Kisamore stated it is an ongoing process with students who become identified as struggling and in need of assistance. Kim Lipscomb, Director of the Special Education Program, stated that the SAT process is a three-tier program that a student goes through which begins with the benchmarks at the start of the year indicating which students may need help. Teacher input and the second benchmark test usually helps get those students into the program to start seeking the assistance needed to catch up.
“One of the things that concern me, in the opinion of the professional staff failed to demonstrate proficiency in mathematics and reading (read from current policy, so we’re basing the retention on math and reading according to the policy,” began Turner. “If that’s the case, a student fails sixth-grade math, seventh-grade math, and eighth-grade math and is not retained, goes to the high school and is not able to do high school math,” he continued, “That’s the frustrating part for me, how did they get through all those levels and not get retained.”
Hebb responded, “Because we allow social promotion.” Wamsley added she felt that having to fail three core subjects to be retained was extreme and intervention needs to be done earlier to help these students. She asked Principals for their thoughts on the matter with Koritko beginning. He suggested there are two problems, “One has to be teaching staff and the ability to support the instruction.” “The second component is, you know there’s an emotional or special education component that may need to be considered.” Koritko stated that if a student cannot pass a course three times, that student may need to be enrolled in a special education course.

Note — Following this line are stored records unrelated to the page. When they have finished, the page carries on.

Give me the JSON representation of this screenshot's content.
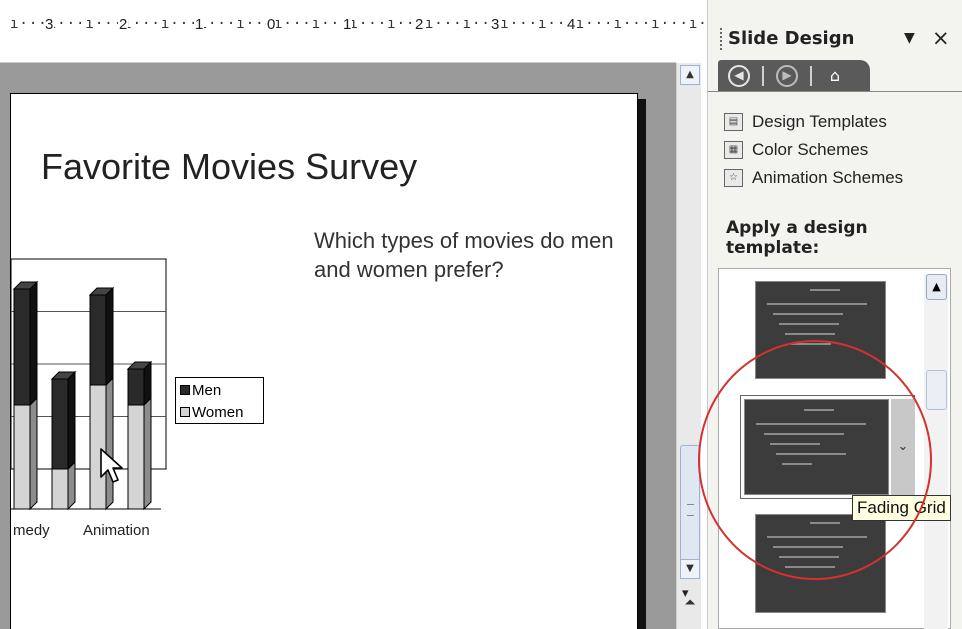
{
  "ruler": {
    "numbers": [
      "3",
      "2",
      "1",
      "0",
      "1",
      "2",
      "3",
      "4"
    ],
    "ticks": "ı···ı···ı···ı···ı···ı···ı···ı···ı···ı···ı···ı···ı···ı···ı···ı···ı···ı···ı···ı···ı···ı···ı···ı···"
  },
  "slide": {
    "title": "Favorite Movies Survey",
    "body": "Which types of movies do men and women prefer?"
  },
  "chart_data": {
    "type": "bar",
    "stacked": true,
    "categories": [
      "",
      "",
      "",
      ""
    ],
    "tick_labels": [
      "medy",
      "Animation"
    ],
    "series": [
      {
        "name": "Men",
        "values": [
          58,
          45,
          45,
          18
        ]
      },
      {
        "name": "Women",
        "values": [
          52,
          20,
          62,
          52
        ]
      }
    ],
    "colors": {
      "Men": "#2a2a2a",
      "Women": "#d4d4d4"
    },
    "legend_position": "right",
    "grid": true
  },
  "task_pane": {
    "title": "Slide Design",
    "menu_icon": "▼",
    "close_icon": "×",
    "nav": {
      "back_icon": "back-arrow-icon",
      "forward_icon": "forward-arrow-icon",
      "home_icon": "home-icon"
    },
    "links": [
      {
        "label": "Design Templates",
        "icon": "design-templates-icon"
      },
      {
        "label": "Color Schemes",
        "icon": "color-schemes-icon"
      },
      {
        "label": "Animation Schemes",
        "icon": "animation-schemes-icon"
      }
    ],
    "apply_label": "Apply a design template:",
    "tooltip": "Fading Grid",
    "highlight_color": "#d63030"
  }
}
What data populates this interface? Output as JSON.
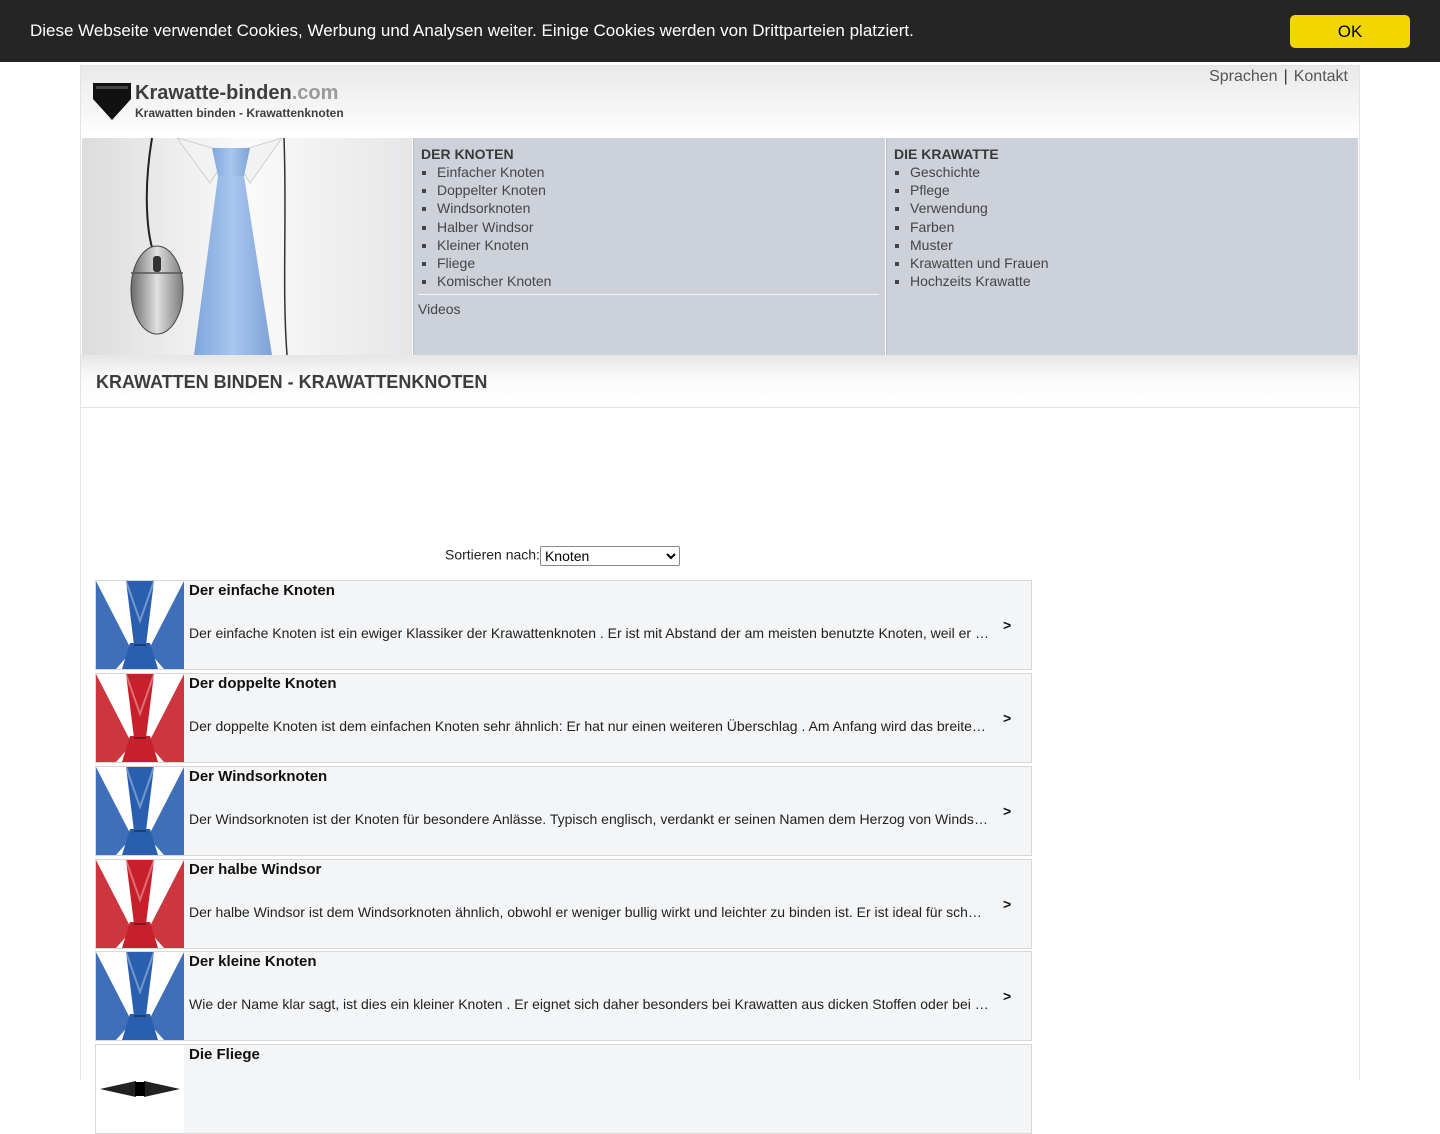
{
  "cookie": {
    "message": "Diese Webseite verwendet Cookies, Werbung und Analysen weiter. Einige Cookies werden von Drittparteien platziert.",
    "ok_label": "OK"
  },
  "header": {
    "site_name": "Krawatte-binden",
    "site_tld": ".com",
    "tagline": "Krawatten binden - Krawattenknoten",
    "links": {
      "languages": "Sprachen",
      "separator": "|",
      "contact": "Kontakt"
    }
  },
  "nav": {
    "knoten": {
      "title": "DER KNOTEN",
      "items": [
        "Einfacher Knoten",
        "Doppelter Knoten",
        "Windsorknoten",
        "Halber Windsor",
        "Kleiner Knoten",
        "Fliege",
        "Komischer Knoten"
      ],
      "videos": "Videos"
    },
    "krawatte": {
      "title": "DIE KRAWATTE",
      "items": [
        "Geschichte",
        "Pflege",
        "Verwendung",
        "Farben",
        "Muster",
        "Krawatten und Frauen",
        "Hochzeits Krawatte"
      ]
    }
  },
  "main": {
    "title": "KRAWATTEN BINDEN - KRAWATTENKNOTEN",
    "sort": {
      "label": "Sortieren nach:",
      "selected": "Knoten"
    },
    "arrow": ">",
    "cards": [
      {
        "title": "Der einfache Knoten",
        "desc": "Der einfache Knoten ist ein ewiger Klassiker der Krawattenknoten . Er ist mit Abstand der am meisten benutzte Knoten, weil er einfach zu binden ist.",
        "color": "#2a5fb0"
      },
      {
        "title": "Der doppelte Knoten",
        "desc": "Der doppelte Knoten ist dem einfachen Knoten sehr ähnlich: Er hat nur einen weiteren Überschlag . Am Anfang wird das breite Ende umgeschlagen.",
        "color": "#c8202a"
      },
      {
        "title": "Der Windsorknoten",
        "desc": "Der Windsorknoten ist der Knoten für besondere Anlässe. Typisch englisch, verdankt er seinen Namen dem Herzog von Windsor.",
        "color": "#2a5fb0"
      },
      {
        "title": "Der halbe Windsor",
        "desc": "Der halbe Windsor ist dem Windsorknoten ähnlich, obwohl er weniger bullig wirkt und leichter zu binden ist. Er ist ideal für schmale Kragen.",
        "color": "#c8202a"
      },
      {
        "title": "Der kleine Knoten",
        "desc": "Wie der Name klar sagt, ist dies ein kleiner Knoten . Er eignet sich daher besonders bei Krawatten aus dicken Stoffen oder bei kleinen Kragen.",
        "color": "#2a5fb0"
      },
      {
        "title": "Die Fliege",
        "desc": "",
        "color": "#222222"
      }
    ]
  }
}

Thompson stated that she knows there are a handful of first graders who are repeat students in that class. “They’re still not getting it but yet they don’t place in special ed, we have our interventionist that can work with them but, some of the kids just don’t get it,” she added. There are also concerns with some parents who refuse to allow their child to be retained and to avoid that they relocate to a different school or county.
Kisamore brought up the fact that a lot of the students at the high school came through the elementary and middle school when there was a lack of certified teachers, and then some they did hire were new and learning the position. “We’re struggling with this group of kids we have at the high school now, they didn’t have good quality math when they were there, that’s not an excuse that’s just where they’re at,” he said. He suggested after-school tutoring such as the former Gear Up program, to provide enrichment activities. Lambert noted that with some grant funds they are expecting, afterschool programs and transportation may be an option.
The WVSBA Winter Conference usually attended by all board members has been canceled until further notice. The next TCBOE meeting will be held Monday, February 15, 2021, at 4:30 p.m. at the Board of Education Office.